カクテルは、混合酒のことですよね。とりあえず、何の酒と何かの酒とを混ぜますと、カクテルになる仕掛けになっています。
カクテルは酒ではありますが。ファッションとも関係がないわけではなくて。たとえば、
「カクテル・ドレス」。もちろん、カクテル・パーティーにふさわしいドレスの意味ですよね。つまり、イヴニング・ドレスまではいかないくらいの、セミ・フォーマルウェアというわけです。
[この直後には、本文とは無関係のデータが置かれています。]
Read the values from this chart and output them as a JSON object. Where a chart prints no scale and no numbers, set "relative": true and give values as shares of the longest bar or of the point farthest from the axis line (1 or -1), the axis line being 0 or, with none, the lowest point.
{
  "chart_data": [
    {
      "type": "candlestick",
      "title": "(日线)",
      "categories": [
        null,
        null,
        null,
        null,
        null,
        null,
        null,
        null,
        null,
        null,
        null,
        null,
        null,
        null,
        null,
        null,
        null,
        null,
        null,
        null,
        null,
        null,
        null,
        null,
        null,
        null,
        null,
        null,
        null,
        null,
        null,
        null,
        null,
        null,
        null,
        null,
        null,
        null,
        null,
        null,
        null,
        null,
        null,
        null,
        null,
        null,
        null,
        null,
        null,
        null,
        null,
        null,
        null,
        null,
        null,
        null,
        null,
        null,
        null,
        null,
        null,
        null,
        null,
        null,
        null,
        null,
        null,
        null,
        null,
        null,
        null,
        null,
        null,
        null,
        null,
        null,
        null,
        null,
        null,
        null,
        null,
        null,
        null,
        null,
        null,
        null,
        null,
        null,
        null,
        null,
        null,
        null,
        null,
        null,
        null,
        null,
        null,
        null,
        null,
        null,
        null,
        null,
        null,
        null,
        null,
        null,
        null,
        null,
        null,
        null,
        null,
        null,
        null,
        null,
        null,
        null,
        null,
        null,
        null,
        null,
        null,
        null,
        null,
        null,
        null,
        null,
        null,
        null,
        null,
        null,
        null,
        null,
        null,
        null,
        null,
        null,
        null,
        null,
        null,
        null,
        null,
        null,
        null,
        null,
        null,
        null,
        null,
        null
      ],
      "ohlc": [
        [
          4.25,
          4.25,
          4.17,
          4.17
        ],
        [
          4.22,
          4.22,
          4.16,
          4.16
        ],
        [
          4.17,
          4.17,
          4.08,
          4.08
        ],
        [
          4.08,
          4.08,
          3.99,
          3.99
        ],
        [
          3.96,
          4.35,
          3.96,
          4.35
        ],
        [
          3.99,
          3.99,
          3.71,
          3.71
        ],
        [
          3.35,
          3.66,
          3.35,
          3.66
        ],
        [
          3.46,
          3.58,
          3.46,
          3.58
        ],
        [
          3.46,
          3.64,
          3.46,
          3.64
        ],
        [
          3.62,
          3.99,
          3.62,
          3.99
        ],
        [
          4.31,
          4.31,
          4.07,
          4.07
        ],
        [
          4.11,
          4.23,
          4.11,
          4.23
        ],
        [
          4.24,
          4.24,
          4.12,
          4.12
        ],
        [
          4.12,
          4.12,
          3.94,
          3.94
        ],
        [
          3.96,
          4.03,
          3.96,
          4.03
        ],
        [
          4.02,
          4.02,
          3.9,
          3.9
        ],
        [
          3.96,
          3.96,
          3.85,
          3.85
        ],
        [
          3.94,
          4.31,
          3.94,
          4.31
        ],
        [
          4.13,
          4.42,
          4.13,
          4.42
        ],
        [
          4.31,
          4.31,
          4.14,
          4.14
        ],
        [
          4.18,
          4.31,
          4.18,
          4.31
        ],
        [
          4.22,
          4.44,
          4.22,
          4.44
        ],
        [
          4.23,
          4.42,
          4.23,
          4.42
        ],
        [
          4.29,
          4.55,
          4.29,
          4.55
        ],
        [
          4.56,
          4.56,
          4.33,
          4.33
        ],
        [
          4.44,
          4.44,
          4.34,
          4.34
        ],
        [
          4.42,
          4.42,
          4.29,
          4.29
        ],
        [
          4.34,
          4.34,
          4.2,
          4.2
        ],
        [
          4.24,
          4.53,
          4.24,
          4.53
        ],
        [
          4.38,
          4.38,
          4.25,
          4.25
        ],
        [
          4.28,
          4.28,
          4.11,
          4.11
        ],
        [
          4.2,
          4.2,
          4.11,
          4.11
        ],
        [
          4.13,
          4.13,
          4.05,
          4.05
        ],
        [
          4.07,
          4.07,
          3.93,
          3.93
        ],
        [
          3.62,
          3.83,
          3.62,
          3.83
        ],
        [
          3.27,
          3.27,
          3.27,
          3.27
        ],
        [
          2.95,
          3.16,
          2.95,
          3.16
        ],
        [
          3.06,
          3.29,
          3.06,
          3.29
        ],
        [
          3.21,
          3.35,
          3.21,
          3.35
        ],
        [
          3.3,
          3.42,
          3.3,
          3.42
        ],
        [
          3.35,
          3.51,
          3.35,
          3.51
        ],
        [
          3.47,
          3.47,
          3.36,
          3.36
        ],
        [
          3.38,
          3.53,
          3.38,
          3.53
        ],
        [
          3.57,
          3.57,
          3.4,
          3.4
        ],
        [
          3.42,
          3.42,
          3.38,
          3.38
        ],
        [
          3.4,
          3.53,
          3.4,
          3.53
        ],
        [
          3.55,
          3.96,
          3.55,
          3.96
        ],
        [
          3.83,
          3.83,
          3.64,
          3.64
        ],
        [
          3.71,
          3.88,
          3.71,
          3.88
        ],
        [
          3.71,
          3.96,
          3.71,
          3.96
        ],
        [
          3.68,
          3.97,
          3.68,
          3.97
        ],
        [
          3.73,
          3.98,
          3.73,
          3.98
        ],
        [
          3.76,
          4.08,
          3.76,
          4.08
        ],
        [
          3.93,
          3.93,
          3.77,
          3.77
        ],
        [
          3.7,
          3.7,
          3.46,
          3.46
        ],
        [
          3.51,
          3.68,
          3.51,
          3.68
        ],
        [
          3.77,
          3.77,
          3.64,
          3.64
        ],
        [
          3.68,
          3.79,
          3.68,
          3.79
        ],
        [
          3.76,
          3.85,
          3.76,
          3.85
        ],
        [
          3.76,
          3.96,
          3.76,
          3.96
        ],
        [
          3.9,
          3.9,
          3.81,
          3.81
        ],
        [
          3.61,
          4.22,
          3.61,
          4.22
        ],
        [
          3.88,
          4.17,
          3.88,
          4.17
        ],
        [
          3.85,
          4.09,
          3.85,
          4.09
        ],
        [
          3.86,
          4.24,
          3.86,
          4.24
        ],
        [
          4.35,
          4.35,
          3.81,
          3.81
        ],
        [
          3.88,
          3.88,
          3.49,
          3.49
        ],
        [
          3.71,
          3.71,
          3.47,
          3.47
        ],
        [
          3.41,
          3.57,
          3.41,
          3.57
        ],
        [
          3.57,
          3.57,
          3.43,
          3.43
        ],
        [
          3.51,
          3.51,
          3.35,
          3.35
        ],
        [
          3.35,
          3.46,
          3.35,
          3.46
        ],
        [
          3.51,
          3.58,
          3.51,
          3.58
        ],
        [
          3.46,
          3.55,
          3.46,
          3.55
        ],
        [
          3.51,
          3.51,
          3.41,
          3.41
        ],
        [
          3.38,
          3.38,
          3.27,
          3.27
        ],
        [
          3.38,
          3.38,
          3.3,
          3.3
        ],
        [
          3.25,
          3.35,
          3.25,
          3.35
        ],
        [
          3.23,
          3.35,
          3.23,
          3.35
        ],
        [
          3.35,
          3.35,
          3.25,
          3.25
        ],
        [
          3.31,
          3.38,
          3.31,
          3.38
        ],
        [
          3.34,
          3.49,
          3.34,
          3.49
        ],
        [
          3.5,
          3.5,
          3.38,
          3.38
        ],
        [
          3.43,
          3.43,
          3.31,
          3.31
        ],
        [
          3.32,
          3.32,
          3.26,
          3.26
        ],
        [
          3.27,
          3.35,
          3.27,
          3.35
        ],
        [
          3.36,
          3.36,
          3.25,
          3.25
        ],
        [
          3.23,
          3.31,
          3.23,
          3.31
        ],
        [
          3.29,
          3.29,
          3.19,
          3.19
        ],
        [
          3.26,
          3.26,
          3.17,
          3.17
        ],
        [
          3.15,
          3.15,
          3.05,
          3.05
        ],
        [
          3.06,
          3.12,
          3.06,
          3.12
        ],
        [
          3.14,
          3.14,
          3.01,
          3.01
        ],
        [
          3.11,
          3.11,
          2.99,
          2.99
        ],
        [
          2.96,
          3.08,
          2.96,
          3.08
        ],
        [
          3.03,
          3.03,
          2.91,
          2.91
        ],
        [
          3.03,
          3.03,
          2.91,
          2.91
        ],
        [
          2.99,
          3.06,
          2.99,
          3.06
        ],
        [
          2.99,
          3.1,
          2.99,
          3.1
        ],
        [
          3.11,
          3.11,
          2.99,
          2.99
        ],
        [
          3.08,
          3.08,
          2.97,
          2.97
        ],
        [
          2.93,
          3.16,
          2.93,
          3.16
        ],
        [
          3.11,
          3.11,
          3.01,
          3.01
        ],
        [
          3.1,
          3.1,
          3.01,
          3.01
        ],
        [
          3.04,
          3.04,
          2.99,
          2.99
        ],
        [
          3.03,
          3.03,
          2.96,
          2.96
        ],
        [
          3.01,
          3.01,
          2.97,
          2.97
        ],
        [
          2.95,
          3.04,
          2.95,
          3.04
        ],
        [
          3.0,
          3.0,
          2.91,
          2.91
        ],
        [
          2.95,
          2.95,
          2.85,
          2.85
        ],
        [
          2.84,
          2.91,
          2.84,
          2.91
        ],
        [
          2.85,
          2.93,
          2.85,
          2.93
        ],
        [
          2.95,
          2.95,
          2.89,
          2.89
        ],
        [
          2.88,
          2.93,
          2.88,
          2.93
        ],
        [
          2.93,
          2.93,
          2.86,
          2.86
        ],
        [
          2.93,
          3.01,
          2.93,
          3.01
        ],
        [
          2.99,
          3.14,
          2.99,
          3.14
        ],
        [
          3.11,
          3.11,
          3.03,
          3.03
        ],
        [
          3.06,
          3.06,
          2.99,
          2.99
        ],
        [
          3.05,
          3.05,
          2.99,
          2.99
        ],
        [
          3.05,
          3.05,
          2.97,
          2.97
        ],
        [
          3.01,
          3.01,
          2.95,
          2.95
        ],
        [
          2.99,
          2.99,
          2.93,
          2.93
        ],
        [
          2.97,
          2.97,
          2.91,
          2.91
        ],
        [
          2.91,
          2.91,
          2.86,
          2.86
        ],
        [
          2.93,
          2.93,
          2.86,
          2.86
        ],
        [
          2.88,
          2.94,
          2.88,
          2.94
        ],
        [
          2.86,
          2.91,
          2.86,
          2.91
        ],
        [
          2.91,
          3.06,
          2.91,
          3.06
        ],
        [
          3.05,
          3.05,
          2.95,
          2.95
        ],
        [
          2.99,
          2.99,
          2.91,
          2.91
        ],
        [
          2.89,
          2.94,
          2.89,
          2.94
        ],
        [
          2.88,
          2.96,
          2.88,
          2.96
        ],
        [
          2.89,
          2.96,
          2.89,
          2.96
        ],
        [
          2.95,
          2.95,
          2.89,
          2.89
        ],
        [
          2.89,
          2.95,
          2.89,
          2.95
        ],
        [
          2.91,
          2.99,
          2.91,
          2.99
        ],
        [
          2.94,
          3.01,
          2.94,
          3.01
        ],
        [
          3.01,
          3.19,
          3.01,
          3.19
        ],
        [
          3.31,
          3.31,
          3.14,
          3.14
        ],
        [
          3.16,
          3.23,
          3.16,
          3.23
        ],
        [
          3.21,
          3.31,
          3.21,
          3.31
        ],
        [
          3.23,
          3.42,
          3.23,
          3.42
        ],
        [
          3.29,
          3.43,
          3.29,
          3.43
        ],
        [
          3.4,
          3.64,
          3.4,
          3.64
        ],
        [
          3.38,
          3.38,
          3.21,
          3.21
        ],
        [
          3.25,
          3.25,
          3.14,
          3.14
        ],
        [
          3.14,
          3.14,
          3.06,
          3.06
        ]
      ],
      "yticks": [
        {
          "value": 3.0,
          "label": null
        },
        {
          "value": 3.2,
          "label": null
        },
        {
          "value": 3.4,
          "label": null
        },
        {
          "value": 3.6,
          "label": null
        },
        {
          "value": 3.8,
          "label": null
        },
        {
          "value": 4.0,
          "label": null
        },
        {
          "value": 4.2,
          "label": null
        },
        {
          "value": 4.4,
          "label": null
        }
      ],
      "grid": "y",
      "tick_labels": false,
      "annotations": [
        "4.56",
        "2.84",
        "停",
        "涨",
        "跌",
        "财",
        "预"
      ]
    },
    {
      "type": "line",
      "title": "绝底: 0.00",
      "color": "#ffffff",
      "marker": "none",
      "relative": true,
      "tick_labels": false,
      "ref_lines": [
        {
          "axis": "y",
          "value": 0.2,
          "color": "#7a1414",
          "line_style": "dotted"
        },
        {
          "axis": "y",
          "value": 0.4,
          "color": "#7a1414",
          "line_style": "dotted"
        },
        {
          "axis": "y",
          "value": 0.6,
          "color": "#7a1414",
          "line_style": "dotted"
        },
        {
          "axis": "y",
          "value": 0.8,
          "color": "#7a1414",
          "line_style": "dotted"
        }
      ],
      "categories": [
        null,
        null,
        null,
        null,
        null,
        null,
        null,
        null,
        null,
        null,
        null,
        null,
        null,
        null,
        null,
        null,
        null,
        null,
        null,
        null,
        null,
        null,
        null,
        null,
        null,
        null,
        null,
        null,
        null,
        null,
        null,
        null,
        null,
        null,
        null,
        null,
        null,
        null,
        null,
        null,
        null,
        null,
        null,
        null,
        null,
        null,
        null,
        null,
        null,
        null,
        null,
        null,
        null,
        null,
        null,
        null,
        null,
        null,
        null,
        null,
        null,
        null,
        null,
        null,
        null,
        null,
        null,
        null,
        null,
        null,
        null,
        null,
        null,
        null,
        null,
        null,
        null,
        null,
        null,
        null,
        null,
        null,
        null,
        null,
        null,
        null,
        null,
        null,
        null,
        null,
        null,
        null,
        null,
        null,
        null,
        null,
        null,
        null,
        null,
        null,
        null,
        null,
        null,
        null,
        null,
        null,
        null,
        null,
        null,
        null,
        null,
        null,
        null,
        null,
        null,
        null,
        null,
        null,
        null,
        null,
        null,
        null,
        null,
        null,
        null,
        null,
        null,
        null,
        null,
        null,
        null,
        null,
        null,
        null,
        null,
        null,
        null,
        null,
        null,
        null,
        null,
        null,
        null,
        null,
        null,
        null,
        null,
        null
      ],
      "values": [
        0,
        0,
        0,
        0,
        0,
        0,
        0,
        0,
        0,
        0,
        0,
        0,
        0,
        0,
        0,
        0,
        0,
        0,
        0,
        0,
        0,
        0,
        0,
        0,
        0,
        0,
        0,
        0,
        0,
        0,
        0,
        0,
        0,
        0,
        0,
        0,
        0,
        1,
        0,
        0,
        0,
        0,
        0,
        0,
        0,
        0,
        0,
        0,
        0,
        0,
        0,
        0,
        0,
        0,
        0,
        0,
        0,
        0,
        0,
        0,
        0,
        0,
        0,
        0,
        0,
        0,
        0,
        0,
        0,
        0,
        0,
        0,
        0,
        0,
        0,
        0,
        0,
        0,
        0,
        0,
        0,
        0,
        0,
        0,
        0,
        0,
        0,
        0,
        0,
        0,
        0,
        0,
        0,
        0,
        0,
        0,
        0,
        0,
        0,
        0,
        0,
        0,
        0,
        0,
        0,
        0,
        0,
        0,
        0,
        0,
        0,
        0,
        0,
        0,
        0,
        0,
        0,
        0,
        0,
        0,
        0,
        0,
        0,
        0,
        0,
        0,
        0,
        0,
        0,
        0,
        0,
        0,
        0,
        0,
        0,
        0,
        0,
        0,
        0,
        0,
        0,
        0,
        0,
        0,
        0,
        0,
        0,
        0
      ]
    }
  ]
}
「コーヒーと菓子かと思ったら、立派なカクテル・パーティだったので少し面喰う。」
大岡昇平の随筆『パリ日記』には、そのように出ています。
1976年5月6日。パリでのパーティーの様子を、大岡昇平はそのように記しているのですが。こんな時にこそ、カクテル・ドレスがぴったりなのでしょう。
カクテルを飲むためのグラスが、「カクテル・グラス」。カクテル・グラスが出てくる戯曲に、『卒塔婆小町』があります。昭和二十七年に、三島由紀夫が発表した物語。
「給仕二人、カクテル・グラスをあまたのせたる銀盆と肴あまたのせたる銀盆とを捧げて登場。」
ト書きに、そのように出ています。
また、『卒塔婆小町』には、こんな科白も出てきます。
「われわれ男のもちものだつて、第一総理が今晩着てこられたフロックコートも、ロンドン仕立だからな。ジェントルマンの身だしなみは、すべてイギリスが本家だからな。」
「男B」の科白として、三島由紀夫はそのように語らせています。
その昔。三島由紀夫と石原慎太郎が会った時。
「男の美徳は何か?」という問題になって。では、二人で同時に紙に書いて、見せようということに。三島由紀夫と石原慎太郎はそれぞれに書いて、見せた。そこには、同じように。
「自己犠牲」
と、あったという。男の美徳は、自己犠牲。
では、女の美徳は何なのか。このことと関係があるのかないのか。三島由紀夫は、昭和三十二年に、『美徳のよろめき』を書いています。
その前、昭和三十一年には『永すぎた春』。これも、たちまち流行語に。でも、それ以上の流行語になったのが、「よろめき」だったのであります。
『美徳のよろめき』の中に。
「………彼は仕立のよい服に身を包んでゐたが、アレキサンドリヤ石のカフス釦をつけたカフスからあらはれてゐる手の甲の毛が……………………。」
これは「土屋」という男の着こなしについての描写。
アレキサンドリヤ石であるか否かはさておき。カフ・リンクスの両面が相似形であるような、本物の釦を作って頂けませんでしょうか。